Menurutnya, yang paling mendasar, UU itu nanti akan mendorong negara agar memfasilitasi hak-hak dasar warga yang berkebutuhan khusus. Baik di bidang pendidikan, kesehatan, maupun layanan publik lainnya. Termasuk pengembangan kesejahteraan di pekerjaan dan kehidupan sosial.
Mensos Khofifah Indar Parawansa saat meresmikan Gedung Sentra Pemberdayaan Sosial dan Vokasional Penyandang Disabilitas Intelektual di Jakarta.
Bicara tentang pemenuhan hak kaum difabel di Indonesia, Menteri Sosial Khofifah Indar Parawansa menjelaskan, koordinasi kementerian antar lembaga sudah selesai. Pihaknya bahkan sudah menyampaikan pembahasan ini ke Setneg, yang selanjutnya Setneg nanti yang akan menyampaikan daftar inventarisasi masalah itu, atas nama pemerintah ke DPR.
"Jadi kita sudah pada posisi siap, sesuai amanat Presiden yang menugaskan beberapa kementerian, menjadi wakil pemerintah dalam membahas RUU Penyandang Disabilitas," katanya. Ia jelaskan, matrix persambungan dari seluruh regulasi yang ada sudah dibuat. Tujuannya guna memberi maksimalisasi perlindungan dan pemenuhan hak-hak penyandang disabilitas di Tanah Air.

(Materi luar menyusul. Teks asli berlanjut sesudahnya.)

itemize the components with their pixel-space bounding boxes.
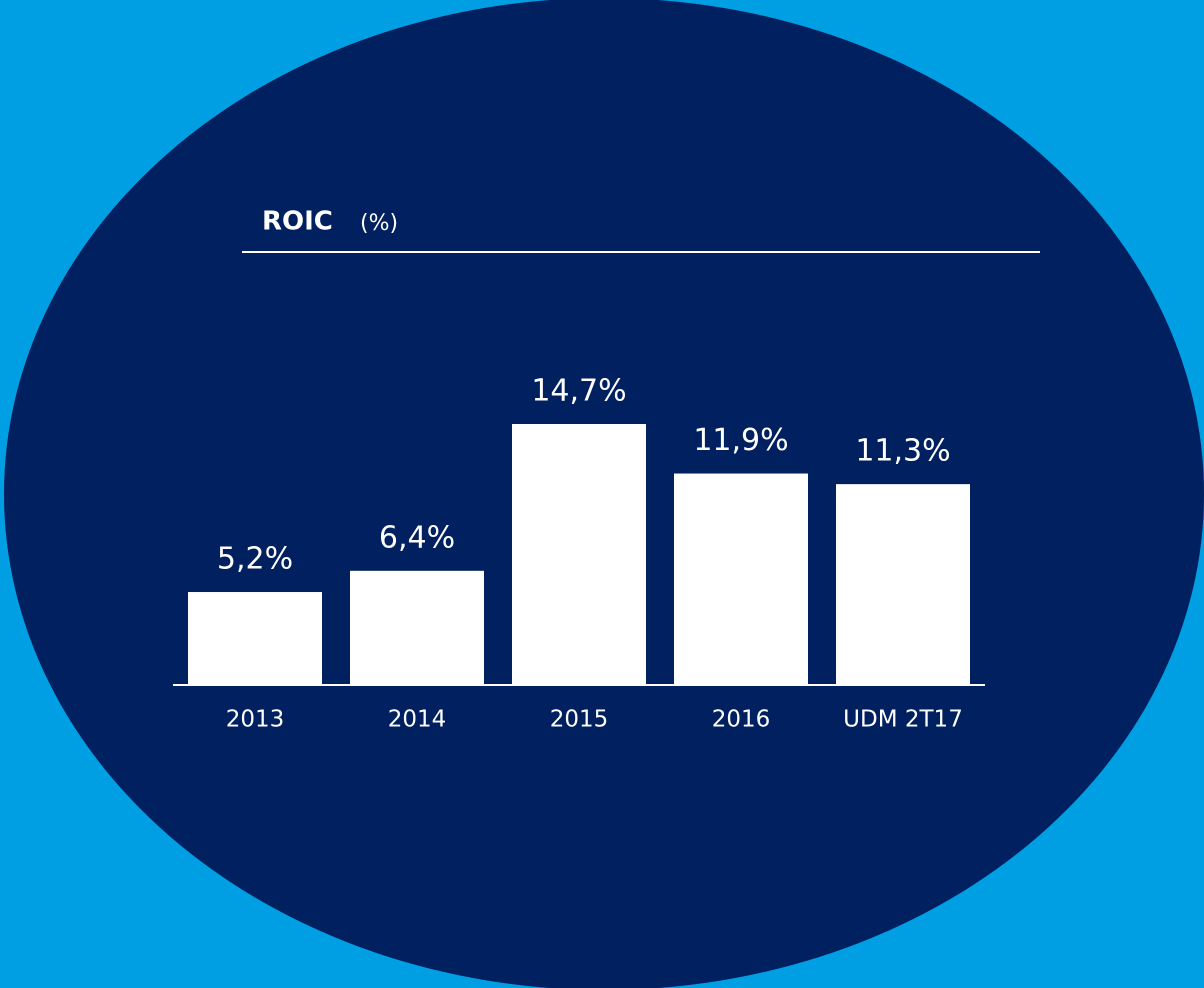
- bar: [188, 592, 322, 684]
- bar: [512, 424, 646, 684]
- bar: [350, 570, 484, 684]
- x-tick-label: 2014: [388, 707, 447, 733]
- bar: [674, 473, 808, 684]
- x-tick-label: 2015: [550, 707, 609, 733]
- value-label: 11,3%: [855, 434, 950, 469]
- value-label: 11,9%: [693, 423, 788, 458]
- value-label: 6,4%: [379, 520, 455, 555]
- x-tick-label: 2013: [226, 707, 285, 733]
- value-label: 5,2%: [217, 542, 293, 577]
- x-tick-label: 2016: [712, 707, 771, 733]
- x-tick-label: UDM 2T17: [843, 707, 963, 733]
- chart-subtitle: (%): [360, 211, 398, 236]
- chart-title: ROIC: [262, 207, 333, 237]
- value-label: 14,7%: [531, 374, 626, 409]
- bar: [836, 484, 970, 684]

Khofifah mengingatkan, tak hanya di kota, peran pemerintah daerah juga penting, karena menurut Undang-Undang 23 Tahun 2014 tentang Pemerintahan Daerah, sebetulnya secara bertahap, yang menjadi urusan pemerintah pusat tinggal Napza (Narkotika, Alkohol, Psikotropika dan Zat adiktif) dan ODHA (Orang Dengan HIV/AIDS). Maka secara bertahap isu ini harus diserahkan sampai ke daerah.

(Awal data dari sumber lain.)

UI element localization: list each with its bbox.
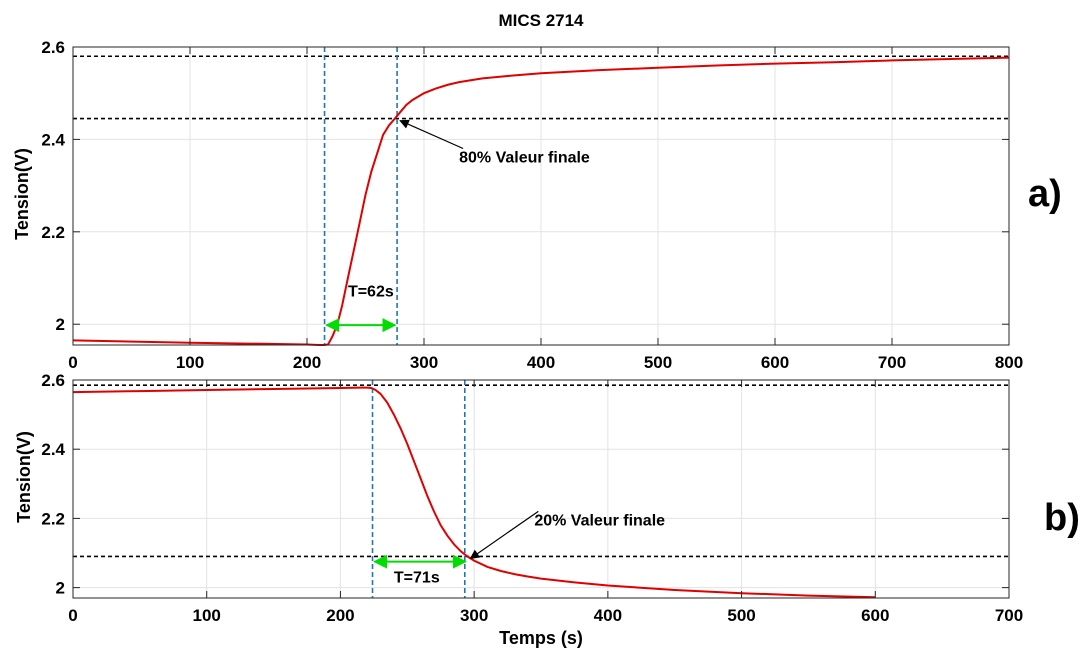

"Nah sambil masa transisi, tanggal 11 Desember kemarin, dilauncing program Kota/Kabupaten Ramah HAM. Di dalam strukturnya, harus menjalankan 88 aksi HAM, yang 16 di antaranya, bicara tentang pemenuhan hak-hak kaum difabel," Khofifah menambahkan.
Mensejajarkan Anak Difabel
Sementara itu, Dirjen Dikdas Kemendikbud Hamid Muhammad menjelaskan, pemerintah mengakui masih banyak hal yang harus diperbaiki, berkaitan dengan pemenuhan hak pendidikan kaum difabel.
Saat ini baru 10 persen anak difabel yang terlayani dari sisi pendidikan, tetapi setiap tahunnya selalu diupayakan pembangunan unit SLB baru, minimal 35 unit, khususnya untuk daerah yang belum memiliki SLB.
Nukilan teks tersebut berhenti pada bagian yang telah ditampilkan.